ダーク・ファンタジー小説

序 ( No.2 )
日時: 2018/04/02 12:40
名前: 篠木蛍 (ID: 6SeEpuIV)

今は2021年。東京オリンピックから1年が経った。
「......ふぅ」
とあるコンビニにて、男はため息をつく。外は静かに雪が街に降り注いでいて、とてもロマンチックだ。
「もしオレがコンビニ店員じゃなかったら、今ごろリア充の仲間として、わいわいしてたのかなぁ」
ま、別にいいけどなー、そう言って在庫の整理を始めようとしたとき、自動ドアの開く音に続き、ドタドタと少女と男が入ってきた。

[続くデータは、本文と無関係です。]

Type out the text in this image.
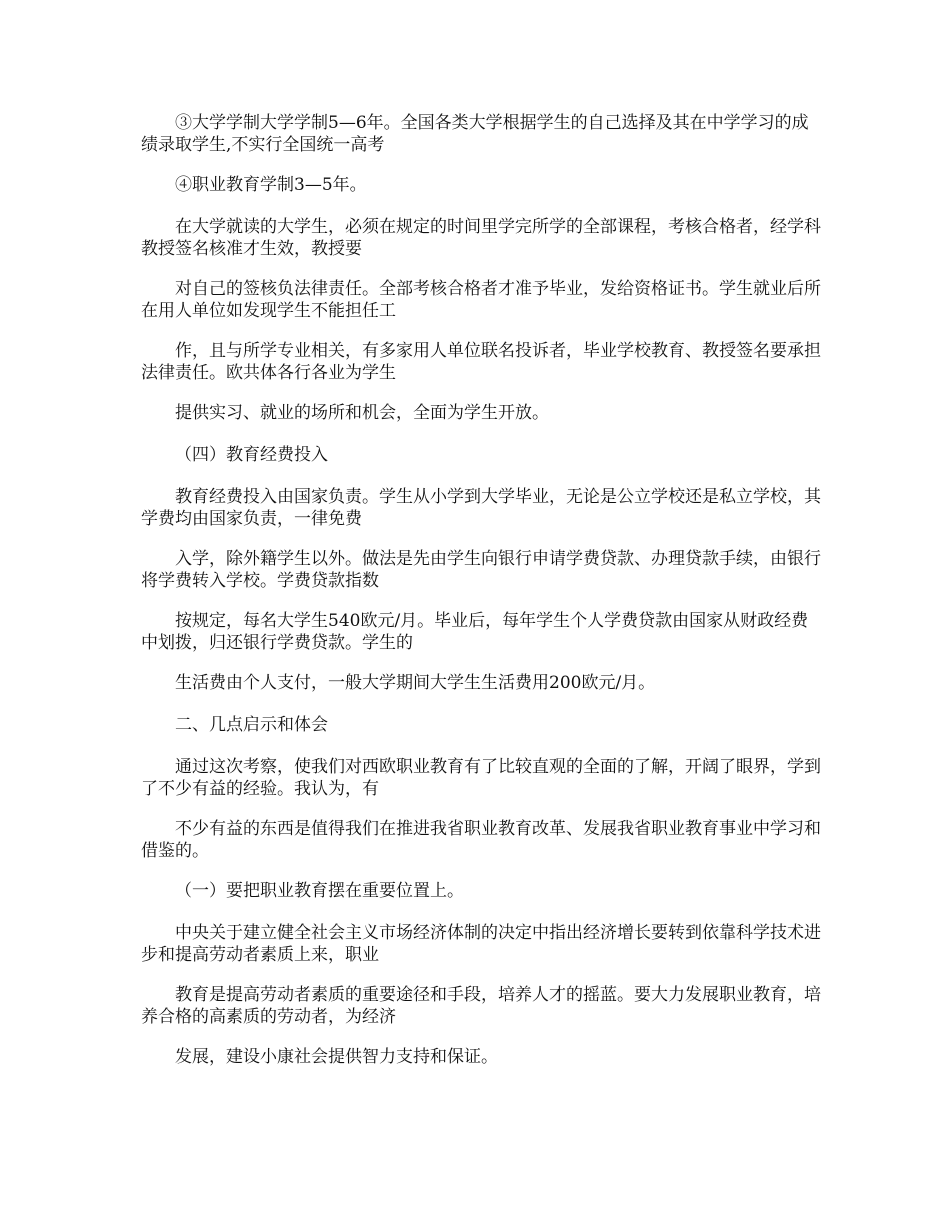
③大学学制大学学制5—6年。全国各类大学根据学生的自己选择及其在中学学习的成绩录取学生,不实行全国统一高考

④职业教育学制3—5年。

在大学就读的大学生，必须在规定的时间里学完所学的全部课程，考核合格者，经学科教授签名核准才生效，教授要

对自己的签核负法律责任。全部考核合格者才准予毕业，发给资格证书。学生就业后所在用人单位如发现学生不能担任工

作，且与所学专业相关，有多家用人单位联名投诉者，毕业学校教育、教授签名要承担法律责任。欧共体各行各业为学生

提供实习、就业的场所和机会，全面为学生开放。

（四）教育经费投入

教育经费投入由国家负责。学生从小学到大学毕业，无论是公立学校还是私立学校，其学费均由国家负责，一律免费

入学，除外籍学生以外。做法是先由学生向银行申请学费贷款、办理贷款手续，由银行将学费转入学校。学费贷款指数

按规定，每名大学生540欧元/月。毕业后，每年学生个人学费贷款由国家从财政经费中划拨，归还银行学费贷款。学生的

生活费由个人支付，一般大学期间大学生生活费用200欧元/月。

二、几点启示和体会

通过这次考察，使我们对西欧职业教育有了比较直观的全面的了解，开阔了眼界，学到了不少有益的经验。我认为，有

不少有益的东西是值得我们在推进我省职业教育改革、发展我省职业教育事业中学习和借鉴的。

（一）要把职业教育摆在重要位置上。

中央关于建立健全社会主义市场经济体制的决定中指出经济增长要转到依靠科学技术进步和提高劳动者素质上来，职业

教育是提高劳动者素质的重要途径和手段，培养人才的摇蓝。要大力发展职业教育，培养合格的高素质的劳动者，为经济

发展，建设小康社会提供智力支持和保证。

少女はセキセイインコの被り物をした中学生、男は科学者の服装をしている。
「おいっ、俺のパソコンを返せっ!」
「うっせークソババァ!足が無駄に早いんだよ!」
「何億回も言うが、俺は女じゃない、男だ!まだ歳もとってないぞ!」
「25歳じゃん!あと髪の毛長くしてんじゃねぇか!」
「髪の毛が長い=女という常識を捨てた方がいいぞ。とにかくパソコン返せ!」
「や、だ、ねー!」
ギャーワー元気がいい奴らだ。
「おいおい、めいに海奈、ここはコンビニだ。走り回るとこじゃねえぞ」
面倒くさそうに男が2人を呼び止める。すると、少女──めいが男にパソコンを差し出してきた。
「......何これ」
「圭介もアホだなぁ。パソコンに決まってんだろ!あの海奈に取られないようにしろよ」
コンビニ店員──圭介はあ然としてそれを見る。すると、パソコンは科学者──海奈にひったくられてしまった。
「あー......」
「何ガッカリしてるんだ。パソコンじゃなくてめいを捕まえてくれよ」
そう言うと、海奈はパソコンを上着の下のポケットにしまった。
「......別に暴れてもいいけど、デパートの買い物に付き合えよ」
海奈とめいを見て、圭介は大きなあくびをした。